The system uses Pydantic Settings with SMB_-prefixed environment variables and .env file support. Key configuration points:

Setting Default Description
SMB_OLLAMA_HOST http://localhost:11434 Ollama API endpoint
SMB_OLLAMA_MODEL qwen2.5-coder:32b LLM model for extraction and evolution
SMB_EMBEDDING_MODEL nomic-embed-text Embedding model
SMB_EVOLUTION_INTERVAL_SECONDS 3600 Evolution cycle frequency
SMB_API_HOST 0.0.0.0 API bind address
SMB_API_PORT 8000 API port
SMB_MEMORY_BANK_DIR ./memory-bank Root memory directory
SMB_KBMD_DIR ./kbmd Source document directory

All paths resolve relative to the project root via Path.cwd(). The model_validator ensures sensible defaults when values aren't overridden.


Technology Stack

Everything runs locally. No cloud APIs, no external dependencies beyond Ollama:

  • Python 3.13+ — async-first throughout
  • FastAPI + Uvicorn — REST API server
  • Pydantic Settings — configuration management
  • ChromaDB — vector embeddings with HNSW indexing
  • SQLite (aiosqlite) — structured metadata store
  • Ollama — local LLM and embedding generation
  • PyYAML — YAML frontmatter parsing
  • HTTPX — async HTTP client for Ollama communication

Why This Matters

The fundamental shift Sovereign Memory Bank represents is from retrieval to reasoning substrate. In a traditional RAG system, the agent queries a search index and receives documents. The agent must do all the reasoning itself, and the memory is passive.

In Sovereign Memory Bank, the memory itself has structure, relationships, contradictions, and emergent knowledge. When an agent queries it:

  • The vector store provides semantic relevance
  • The graph provides structural reasoning paths
  • The evolution engine has already done the work of identifying contradictions, promoting abstractions, and generating syntheses
  • The hybrid recall combines both pathways into a single reasoning context

The memory isn't just a store — it's a collaborator in the reasoning process.

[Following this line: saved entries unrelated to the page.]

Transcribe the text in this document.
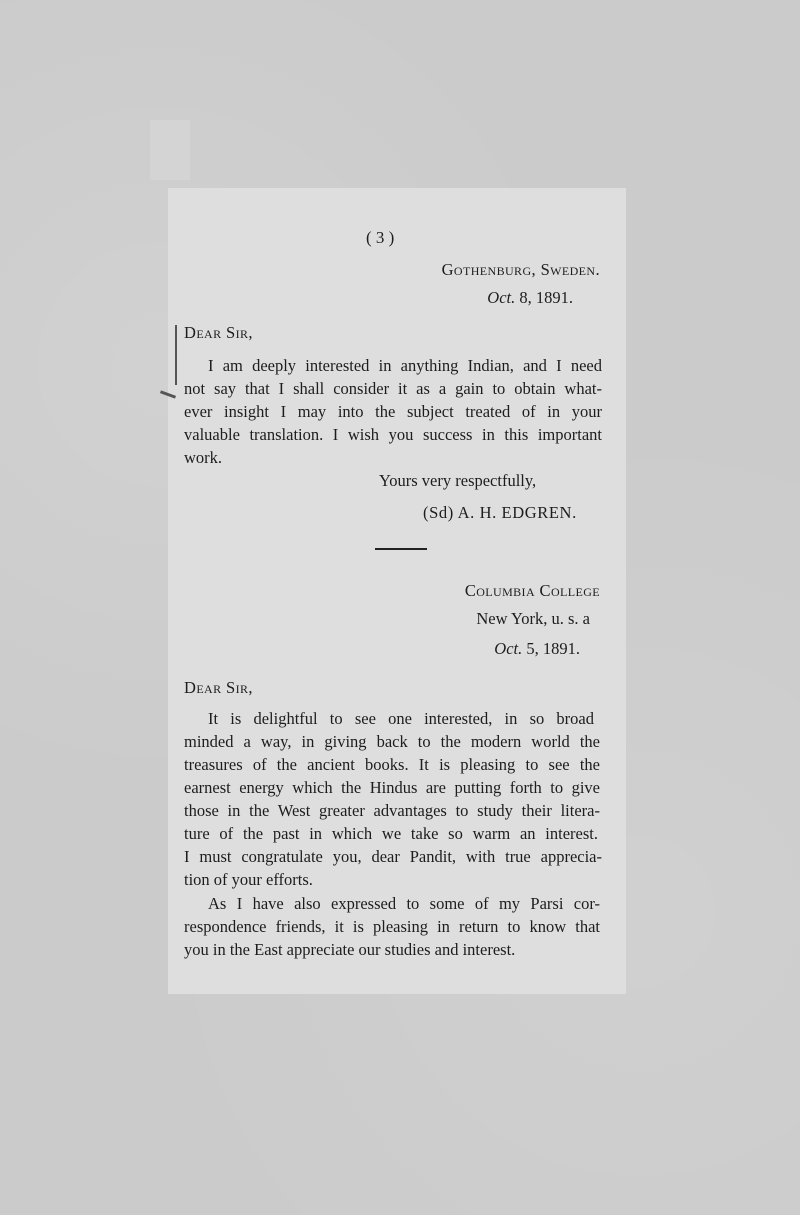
( 3 )
Gothenburg, Sweden.
Oct. 8, 1891.
Dear Sir,
I am deeply interested in anything Indian, and I need
not say that I shall consider it as a gain to obtain what-
ever insight I may into the subject treated of in your
valuable translation. I wish you success in this important
work.
Yours very respectfully,
(Sd) A. H. EDGREN.
Columbia College
New York, u. s. a
Oct. 5, 1891.
Dear Sir,
It is delightful to see one interested, in so broad
minded a way, in giving back to the modern world the
treasures of the ancient books. It is pleasing to see the
earnest energy which the Hindus are putting forth to give
those in the West greater advantages to study their litera-
ture of the past in which we take so warm an interest.
I must congratulate you, dear Pandit, with true apprecia-
tion of your efforts.
As I have also expressed to some of my Parsi cor-
respondence friends, it is pleasing in return to know that
you in the East appreciate our studies and interest.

This matters because the next generation of AI applications won't be defined by how well they retrieve information. They'll be defined by how well they reason across information. And reasoning requires a memory architecture that supports it.


Where This Is Going

Sovereign Memory Bank v0.1.0 is the foundation. The roadmap includes:

  1. Agent-agnostic trust layer — replacing any authentication with filesystem-based trust, making the system usable by any agent regardless of its origin
  2. Contradiction propagation — when a contradiction is detected, automatically flagging all downstream reasoning that depends on the contradictory claims
  3. Confidence decay — memory objects should degrade in confidence over time unless reinforced by new evidence
  4. Cross-bank federation — multiple memory banks that can reason across their boundaries without merging
  5. Neuro-symbolic hybrid reasoning — combining the symbolic graph reasoning with neural semantic reasoning in a unified pipeline

Building Sovereign Intelligence

The broader thesis driving Sovereign Memory Bank — and all my work in this space — is that sovereign intelligence requires sovereign memory. You can't have an autonomous agent that reasons independently if its memory depends on cloud APIs, external services, or centralized infrastructure.

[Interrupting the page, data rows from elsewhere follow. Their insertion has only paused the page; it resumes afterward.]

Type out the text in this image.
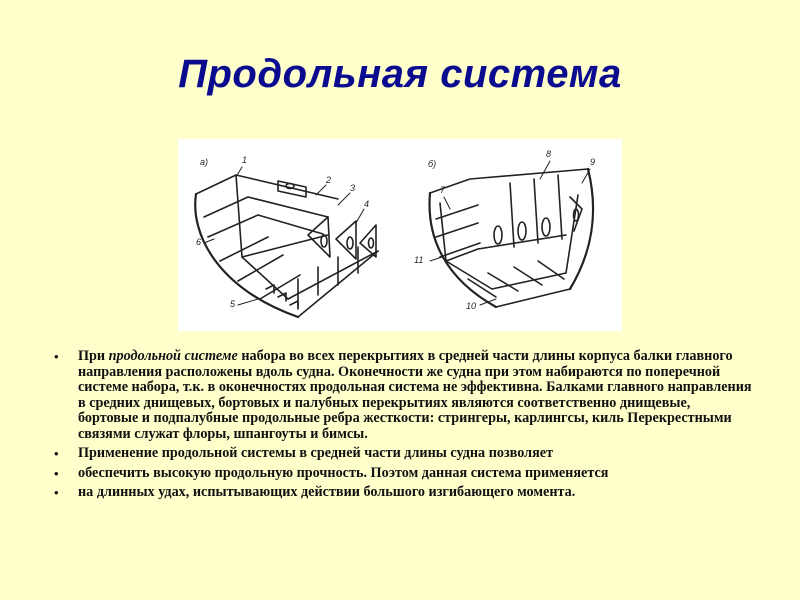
Продольная система
а)	б)
1
2
3
4
5
6
7
8
9
10
11
• При продольной системе набора во всех перекрытиях в средней части длины корпуса балки главного направления расположены вдоль судна. Оконечности же судна при этом набираются по поперечной системе набора, т.к. в оконечностях продольная система не эффективна. Балками главного направления в средних днищевых, бортовых и палубных перекрытиях являются соответственно днищевые, бортовые и подпалубные продольные ребра жесткости: стрингеры, карлингсы, киль Перекрестными связями служат флоры, шпангоуты и бимсы.
• Применение продольной системы в средней части длины судна позволяет
• обеспечить высокую продольную прочность. Поэтом данная система применяется
• на длинных удах, испытывающих действии большого изгибающего момента.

The memory substrate must be local, inspectable, version-controllable, and self-evolving. It must preserve contradictions rather than suppress them. It must create new knowledge rather than just organize old knowledge.

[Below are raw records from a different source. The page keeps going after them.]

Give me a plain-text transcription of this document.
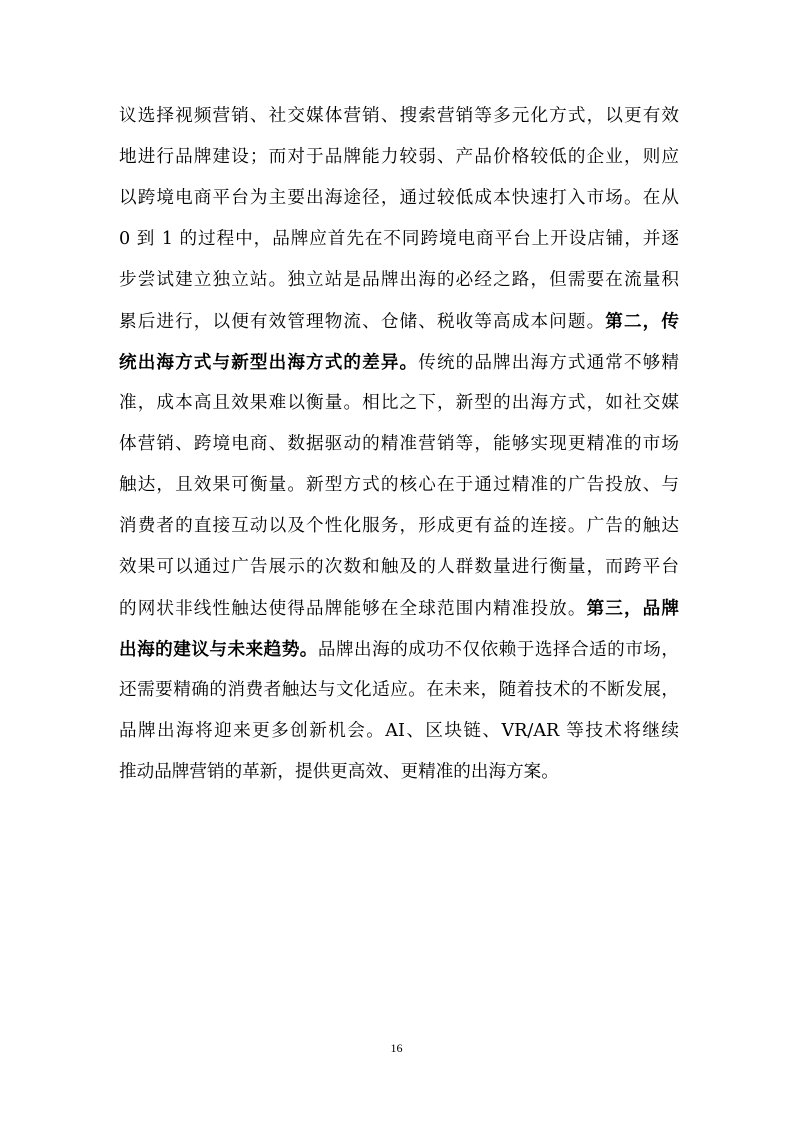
议选择视频营销、社交媒体营销、搜索营销等多元化方式，以更有效
地进行品牌建设；而对于品牌能力较弱、产品价格较低的企业，则应
以跨境电商平台为主要出海途径，通过较低成本快速打入市场。在从
0 到 1 的过程中，品牌应首先在不同跨境电商平台上开设店铺，并逐
步尝试建立独立站。独立站是品牌出海的必经之路，但需要在流量积
累后进行，以便有效管理物流、仓储、税收等高成本问题。第二，传
统出海方式与新型出海方式的差异。传统的品牌出海方式通常不够精
准，成本高且效果难以衡量。相比之下，新型的出海方式，如社交媒
体营销、跨境电商、数据驱动的精准营销等，能够实现更精准的市场
触达，且效果可衡量。新型方式的核心在于通过精准的广告投放、与
消费者的直接互动以及个性化服务，形成更有益的连接。广告的触达
效果可以通过广告展示的次数和触及的人群数量进行衡量，而跨平台
的网状非线性触达使得品牌能够在全球范围内精准投放。第三，品牌
出海的建议与未来趋势。品牌出海的成功不仅依赖于选择合适的市场，
还需要精确的消费者触达与文化适应。在未来，随着技术的不断发展，
品牌出海将迎来更多创新机会。AI、区块链、VR/AR 等技术将继续
推动品牌营销的革新，提供更高效、更精准的出海方案。
16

Sovereign Memory Bank is my best attempt at that so far. The code is open, the specification is public, and I welcome contributions and critiques.

Repository: kliewerdaniel/sovereignBank


This post was written in the context of developing SovereignSpec v2 (SpecWeave), a self-verifying, multi-agent spec engine with neuro-symbolic reasoning. Sovereign Memory Bank is a core dependency of that stack.